La política como penitencia

Fernando López Milán

Quito, Ecuador

Es propio de las relaciones de fuerza que el más débil sea sometido por el más fuerte a una espiral de concesiones y renuncias. Cada renuncia, cada concesión que hace lo debilitan aún más y acrecientan el poder que tiene sobre su persona el individuo dominante.

Este no duda en minimizar y ridiculizar las concesiones y renuncias del débil y exigirle otras, nuevas y más onerosas.

Las relaciones del gobierno de Guillermo Lasso con ciertos actores sociales y políticos del país son de esta índole. Políticos oportunistas, activistas sociales de una sola idea, antiguos levantados en armas, periodistas ignaros y ansiosos de fama, resentidos y resentidas de todo tipo, han aprovechado del asesinato de María Belén Bernal para figurar y dotarse, ellos mismos, de la valía moral de la que carecen.

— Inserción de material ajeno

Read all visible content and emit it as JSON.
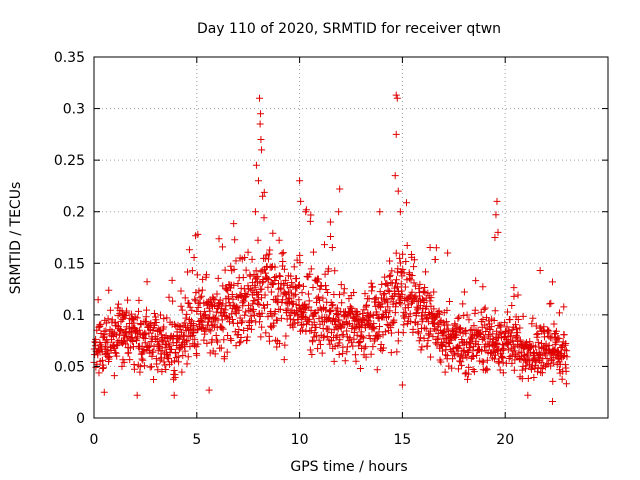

Tan entusiasmados han estado en la autopromoción, que no han dudado en arrastrar en la corriente de sus apetitos y pasiones a la señora Elizabeth Otavalo, madre de la víctima. Quien, en un canal de televisión, se quejaba de no haber sido llamada personalmente por la esposa del presidente Lasso, como si dicha señora tuviera una especial obligación con ella, y su comportamiento, solo en su caso, debiera ser distinto del que ha tenido con los deudos de las decenas de víctimas de femicidio que ha habido durante el gobierno de Lasso en el país.

Después, ya metida -¿utilizada? – en la guerra de la Asamblea Nacional contra el Gobierno, ayudó a que la institución más desprestigiada del país, aquella que hace no mucho atentó contra las libertades y derechos de los ciudadanos aprobando la nueva Ley Mordaza, se mostrara como lo que no es: defensora de los derechos humanos.

Oyendo, quizá, el reclamo de la señora Elizabeth Otavalo, al volver de su viaje a los Estados Unidos, el presidente apareció dando declaraciones sobre el asesinato de María Belén Bernal acompañado de su esposa. Luego, destituyó al ministro del Interior y anunció, preso del frenesí de las entregas no pedidas, que derrocaría el edificio donde se produjo el crimen de la abogada quiteña.

Nadie, y menos sus críticos, apreció este gesto inútil e impertinente, y los beneficiarios de la destitución de Carrillo lo amenazaron con un nuevo paro. Iza, envalentonado por la anulación de su proceso por paralización de servicios públicos, reiteró estas amenazas.

“La Corte Boba” -¿hay otro modo de llamar a la “mesa chica” de Lasso?– está haciendo del presidente un “cuchimbolo”, un “porfiado” que cae y se levanta siempre listo a recibir un nuevo golpe.

Cuando un gobierno se somete al régimen al que, con su propia colaboración, ha sido sometido el gobierno de Guillermo Lasso, termina por perder toda autoridad. Una autoridad que se arrogan los que han trabajado en deslegitimarlo y en deslegitimar las instituciones de la democracia.

Lasso, con sus renuncias y entregas, no se hace daño solo a sí mismo, sino a toda la comunidad política y sus instituciones. Pone en juego los principios del Estado de derecho y hace de la política un asunto para la victimología, y del acto de gobernar, una transacción con un tercero no elegido. Donde un tercero con poder de veto media entre las decisiones del gobierno y la ciudadanía se ha roto el principio de la democracia.

No hay, en las actuaciones de Lasso, principios guías. Hay reacciones. Solo que no reacciona como un estadista. Lo hace como un penitente. Y, para los penitentes, son buenos los conventos y las romerías, de ninguna manera los asuntos de Estado.

El presidente Lasso y su esposa, María de Lourdes Alcívar, el momento que se anuncia la destitución del ministro del Interior Patricio Carrillo.